Türkiye'nin jeopolitik bir konumda olması nedeniyle de tıbbi toksikoloji yoğun bakım ünitelerinin varlığının çok önemli olduğunu anlatan Doç. Dr. Şahin, sözlerini şöyle sürdürdü: "Zehirlenme oranlarına bakıldığında, İstanbul hem nüfus hem de zehirlenme oranlarının yüksek olduğu bir ilimiz. Kış aylarında daha çok karbonmonoksit zehirlenmeleri gündeme geliyor. Bahar aylarında ise böcek ısırıkları, yılan ve akrep ısırmaları yine sık görülen zehirlenmeler arasında. İntihar amaçlı ilaç alımlarına da özellikle kış aylarında çok sık rastlıyoruz. Yine geçtiğimiz aylarda sahte alkol alımına bağlı olarak metanol zehirlenmeleri yaşanmıştı. Toplu vaka başvuruları oldu ve bu olaylarda çok sayıda vatandaşımız alkol zehirlenmesi sonucu hayatını kaybetti. Sadece bireysel maruziyet değil, toksinlere kitlesel maruziyetler de olabiliyor. Mesela geçtiğimiz günlerde yaşanan Bartın'daki maden faciası gibi ya da Antalya'da yaşanan büyük yangınlar gibi, özellikle inhale (solunum yoluyla) ya da ciltten emilen kimyasalların maruziyetinde (karbonmonoksit, siyanür gibi) ya da farklı iritan gazların maruziyetinde bu ünitelerin, bu hastaların bakım ve tedavisinde etkili rol oynayacağını düşünüyoruz."

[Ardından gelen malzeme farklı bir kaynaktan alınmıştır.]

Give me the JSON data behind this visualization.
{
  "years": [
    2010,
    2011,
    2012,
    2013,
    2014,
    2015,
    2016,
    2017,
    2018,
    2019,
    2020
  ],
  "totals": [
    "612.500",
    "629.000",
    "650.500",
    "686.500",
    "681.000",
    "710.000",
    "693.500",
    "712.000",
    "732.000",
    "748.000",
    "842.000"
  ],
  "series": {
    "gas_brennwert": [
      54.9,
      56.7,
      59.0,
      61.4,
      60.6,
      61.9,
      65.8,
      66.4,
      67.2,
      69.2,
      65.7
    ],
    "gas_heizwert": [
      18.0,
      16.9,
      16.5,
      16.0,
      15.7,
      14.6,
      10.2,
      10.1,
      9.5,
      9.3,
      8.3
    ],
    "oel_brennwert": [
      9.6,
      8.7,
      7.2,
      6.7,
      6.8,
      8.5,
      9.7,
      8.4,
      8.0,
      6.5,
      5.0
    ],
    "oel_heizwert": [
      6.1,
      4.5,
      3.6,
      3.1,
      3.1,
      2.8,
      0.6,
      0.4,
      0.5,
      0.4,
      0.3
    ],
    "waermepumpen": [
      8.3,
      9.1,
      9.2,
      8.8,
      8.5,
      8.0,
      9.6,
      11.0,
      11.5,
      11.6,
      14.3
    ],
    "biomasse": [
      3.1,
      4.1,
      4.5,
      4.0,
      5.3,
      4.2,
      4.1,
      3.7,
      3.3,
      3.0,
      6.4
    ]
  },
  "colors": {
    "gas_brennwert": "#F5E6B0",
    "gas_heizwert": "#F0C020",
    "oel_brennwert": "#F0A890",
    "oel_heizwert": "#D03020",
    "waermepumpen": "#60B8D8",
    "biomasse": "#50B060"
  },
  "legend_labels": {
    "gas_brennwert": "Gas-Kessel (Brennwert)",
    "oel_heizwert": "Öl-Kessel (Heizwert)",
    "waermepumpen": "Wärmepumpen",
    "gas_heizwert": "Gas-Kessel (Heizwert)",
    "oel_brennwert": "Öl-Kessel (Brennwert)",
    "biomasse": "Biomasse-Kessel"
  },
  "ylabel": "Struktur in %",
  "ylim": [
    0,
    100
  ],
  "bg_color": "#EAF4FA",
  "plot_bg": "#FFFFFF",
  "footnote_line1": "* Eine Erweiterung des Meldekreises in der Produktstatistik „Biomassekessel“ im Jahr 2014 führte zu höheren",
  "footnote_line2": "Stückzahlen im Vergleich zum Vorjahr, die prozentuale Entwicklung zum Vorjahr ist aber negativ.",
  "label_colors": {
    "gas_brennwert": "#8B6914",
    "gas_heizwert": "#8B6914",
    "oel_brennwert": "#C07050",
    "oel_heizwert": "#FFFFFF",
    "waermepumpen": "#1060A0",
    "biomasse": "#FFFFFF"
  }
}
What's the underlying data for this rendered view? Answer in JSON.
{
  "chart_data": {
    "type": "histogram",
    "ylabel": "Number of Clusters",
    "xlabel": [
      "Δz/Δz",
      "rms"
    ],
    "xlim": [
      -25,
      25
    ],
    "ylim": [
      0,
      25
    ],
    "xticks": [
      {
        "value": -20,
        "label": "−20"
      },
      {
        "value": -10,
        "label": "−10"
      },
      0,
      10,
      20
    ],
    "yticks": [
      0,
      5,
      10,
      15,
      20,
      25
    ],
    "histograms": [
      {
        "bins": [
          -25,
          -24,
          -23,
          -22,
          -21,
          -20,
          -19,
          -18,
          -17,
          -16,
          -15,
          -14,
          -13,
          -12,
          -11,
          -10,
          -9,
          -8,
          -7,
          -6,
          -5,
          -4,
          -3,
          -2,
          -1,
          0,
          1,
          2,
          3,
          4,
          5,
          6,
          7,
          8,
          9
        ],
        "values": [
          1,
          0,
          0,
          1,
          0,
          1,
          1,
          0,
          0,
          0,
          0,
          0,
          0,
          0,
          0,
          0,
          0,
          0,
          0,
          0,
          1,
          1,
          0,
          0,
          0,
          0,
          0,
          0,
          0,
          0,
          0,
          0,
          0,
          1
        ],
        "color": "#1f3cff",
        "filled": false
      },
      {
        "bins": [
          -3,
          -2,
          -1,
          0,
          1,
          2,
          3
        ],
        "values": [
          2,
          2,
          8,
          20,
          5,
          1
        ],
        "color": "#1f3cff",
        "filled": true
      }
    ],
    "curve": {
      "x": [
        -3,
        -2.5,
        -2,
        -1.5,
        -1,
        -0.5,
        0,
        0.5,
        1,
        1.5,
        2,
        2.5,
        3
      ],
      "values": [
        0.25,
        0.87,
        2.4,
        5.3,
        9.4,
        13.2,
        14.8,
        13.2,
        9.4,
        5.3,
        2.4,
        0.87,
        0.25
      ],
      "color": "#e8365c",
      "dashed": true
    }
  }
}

"ZEHİRLENEN HASTAYI ZORLA KUSTURMAYIN"
Çocuklardaki zehirlenmelerin genellikle kaza sonucu yaşandığına dikkat çeken Doç. Dr. Şahin, zehirlenme durumunda sağlık görevlileri gelene kadar olay yerinde yapılan acil müdahalelerde de çok büyük hatalar yapıldığına dikkat çekerek, şu uyarılarda bulundu: "Çocuklarda genellikle ev kimyasalları, temizlik ürünleri gibi maddelerin uygun koşullarda saklanmaması, yine evde erişkinlerin kendi ilaçlarını uygun koşullarda saklamamaları nedeniyle bu ilaçların alımları söz konusu olabiliyor,e çocuk vakalar da bu şekilde acil servislere getirilebiliyor. Kışın özellikle soba ya da gaz zehirlenmesine rastlıyoruz. Karbonmonoksit, kokusuz zehirli bir gaz. Dolayısıyla fark edilmesi, kişinin genellikle yorgunluk halsizlik, sık baş ağrısı gibi semptomlarla, pek de spesifik olmayan belirtilerle hastalarda ortaya çıkabiliyor. Karbonmonoksit zehirlenmesi açısından risk oluşturabilecek durumlar ise, gazlı şofben, kömür sobası kullanımı başta geliyor. Bu nedenle yıllık periyodik bakımların mutlaka yaptırılması gerekiyor. Kişilerde açıklayamadıkları halsizlik, baş ağrısı, gribal enfeksiyon semptomları olduğunda, mutlaka en yakın sağlık kuruluşuna başvurmaları gerekiyor. Zehirlenmelerde en sık yapılan hatalardan biri de, hastanın zorla kusturulmaya çalışılması. Kusturmaya çalışmak, o hastanın tablosunun daha da kötüleştirilmesine neden olabiliyor. Hatta çıkarılan içeriğin akciğerlere kaçmasıyla hastada solunum sıkıntısı doğurabiliyor. Dolayısıyla zorla kusturmak, ilk yardım teknikleri arasında yer almıyor. Zehirlenen hastalarda yapılması gereken şey, eğer gaz maruziyetiyse en kısa zamanda temiz havaya çıkılması, ortamın havalandırılması. Ama eğer oral yoldan dediğimiz ağız yolundan alınmış bir kimyasal, ilaç benzeri maruziyetiyse, hastanın en yakın sağlık kuruluşuna götürülmesi gerekiyor."